Me: “But I want to have them every day.”
So, let’s talk about banana bread. This is just a staple baked good. There are even people that don’t like bananas that like banana bread. Come on! It’s bread! So many recipes I tried relied so heavily on almond flour and coconut flour, that I just found every one of them to be so soggy! Bake them until they have the right moisture content on the inside, and they are black on the outside! Big problem.
But, this recipe here? Not soggy! Plus, you make this in a blender! Easy clean up AND super fast to whip up. So much winning right here!

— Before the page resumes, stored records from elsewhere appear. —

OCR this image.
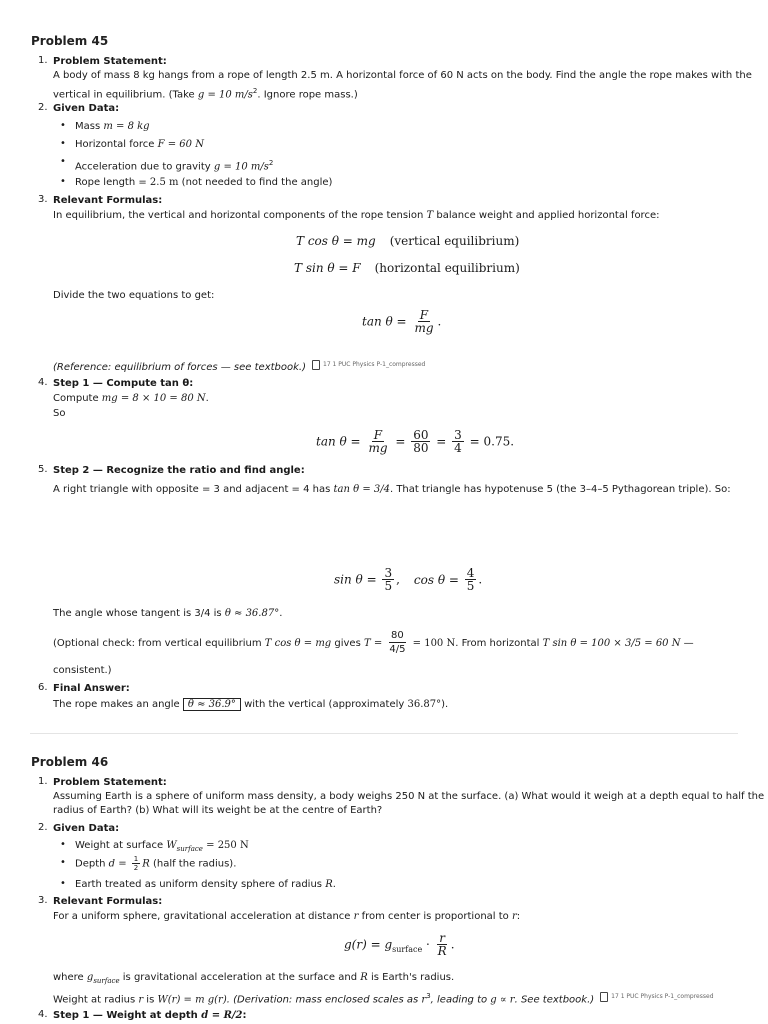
Problem 45
1. Problem Statement:
A body of mass 8 kg hangs from a rope of length 2.5 m. A horizontal force of 60 N acts on the body. Find the angle the rope makes with the
vertical in equilibrium. (Take g = 10 $m/s^2$. Ignore rope mass.)
2. Given Data:
• Mass m = 8 kg
• Horizontal force F = 60 N
• Acceleration due to gravity g = 10 $m/s^2$
• Rope length = 2.5 m (not needed to find the angle)
3. Relevant Formulas:
In equilibrium, the vertical and horizontal components of the rope tension T balance weight and applied horizontal force:
T cos θ = mg (vertical equilibrium)
T sin θ = F (horizontal equilibrium)
Divide the two equations to get:
$\tan \theta = \frac{F}{mg}$ .
(Reference: equilibrium of forces — see textbook.)	17 1 PUC Physics P-1_compressed
4. Step 1 — Compute tan θ:
Compute mg = 8 × 10 = 80 N.
So
$\tan \theta = \frac{F}{mg} = \frac{60}{80} = \frac{3}{4} = 0.75$.
5. Step 2 — Recognize the ratio and find angle:
A right triangle with opposite = 3 and adjacent = 4 has tan θ = 3/4. That triangle has hypotenuse 5 (the 3–4–5 Pythagorean triple). So:
$\sin \theta = \frac{3}{5}$ , $\cos \theta = \frac{4}{5}$ .
The angle whose tangent is 3/4 is θ ≈ 36.87°.
(Optional check: from vertical equilibrium T cos θ = mg gives $T = \frac{80}{4/5} = 100$ N. From horizontal T sin θ = 100 × 3/5 = 60 N —
consistent.)
6. Final Answer:
The rope makes an angle θ ≈ 36.9° with the vertical (approximately 36.87°).
Problem 46
1. Problem Statement:
Assuming Earth is a sphere of uniform mass density, a body weighs 250 N at the surface. (a) What would it weigh at a depth equal to half the
radius of Earth? (b) What will its weight be at the centre of Earth?
2. Given Data:
• Weight at surface $W_{surface} = 250$ N
• Depth $d = \frac{1}{2}$ R (half the radius).
• Earth treated as uniform density sphere of radius R.
3. Relevant Formulas:
For a uniform sphere, gravitational acceleration at distance r from center is proportional to r:
$g(r) = g_{surface} \cdot \frac{r}{R}$ .
where $g_{surface}$ is gravitational acceleration at the surface and R is Earth's radius.
Weight at radius r is W(r) = m g(r). (Derivation: mass enclosed scales as $r^3$, leading to g ∝ r. See textbook.)	17 1 PUC Physics P-1_compressed
4. Step 1 — Weight at depth d = R/2:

And what about the Hubs? Well, I finally convinced him to just take a bite, and, well, he ate the whole thing. It took him 24 hours to admit it, but he finally said, “Okay, those were definitely the best of their kind.” That might sound like an underhanded compliment, but lemme tell ya, the hubs does not do gluten free baked goods, and this was his way of saying even he liked them! The kids, well, they devoured them.
A few notes…
- You could sub in different nut or seed butters if almond butter doesn’t work for you. For best results, try to use a nut butter that contains only nuts (not oils or sweeteners.)
- I have made this recipe into muffins with good success! They did take about 30 minutes to bake though which surprised me (most muffins take about 20), but they worked well. I used muffin pan liners to make it easy.
- Chocolate chips?! Who doesn’t want some in their banana bread? Well, I guess maybe someone doesn’t. In which case, leave them out or sub in pecans or walnuts. If you are down with chocolate chips, I love these dairy and soy free ones!
So here we go!
- 2 large eggs
- ½ c. almond butter
- ½ c. maple syrup
- 2 overripe bananas (the blacker the better!)
- 3 T. palm shortening, plus more for greasing the pan
- 2 t. fresh lemon juice
- 1 t. vanilla extract
- ½ c. arrowroot powder
- 1 T. cinnamon
- 2 t. baking powder
- ¼ t. sea salt
- ½ c. chocolate chips
- Preheat the oven to 350 degrees. Grease an 8½ by 4½ inch loaf pan with palm shortening. Place a piece of parchment paper on the bottom of the pan.
- In a high-speed blender or food processor, combine the eggs, almond butter, maple syrup, bananas, palm shortening, lemon juice, and vanilla. Make sure everything is well blended, smooth and creamy.
- Add the arrowroot starch, cinnamon, baking powder, and salt. Blend again until thoroughly combined.
- Add the chocolate chips and blend for a few seconds until just combined (or pulse a few times if using a food processor).
- Pour the batter into the prepared loaf pan. Bake for about 45 minutes and check for doneness. If the loaf is looking a bit dark on top but a toothpick inserted in the center does not come out clean, cover with aluminum foil and bake for another 5-15 minutes. (Mine takes 50 minutes, but ovens vary.)
- When a toothpick inserted into the center of the loaf comes out clean, remove from the oven and allow to cool in the pan for 15 minutes. Then, remove the loaf from the pan and allow it to continue cooling on a wire rack before eating (if you can wait that long!).
Adapted from Meals Made Simple by Danielle Walker.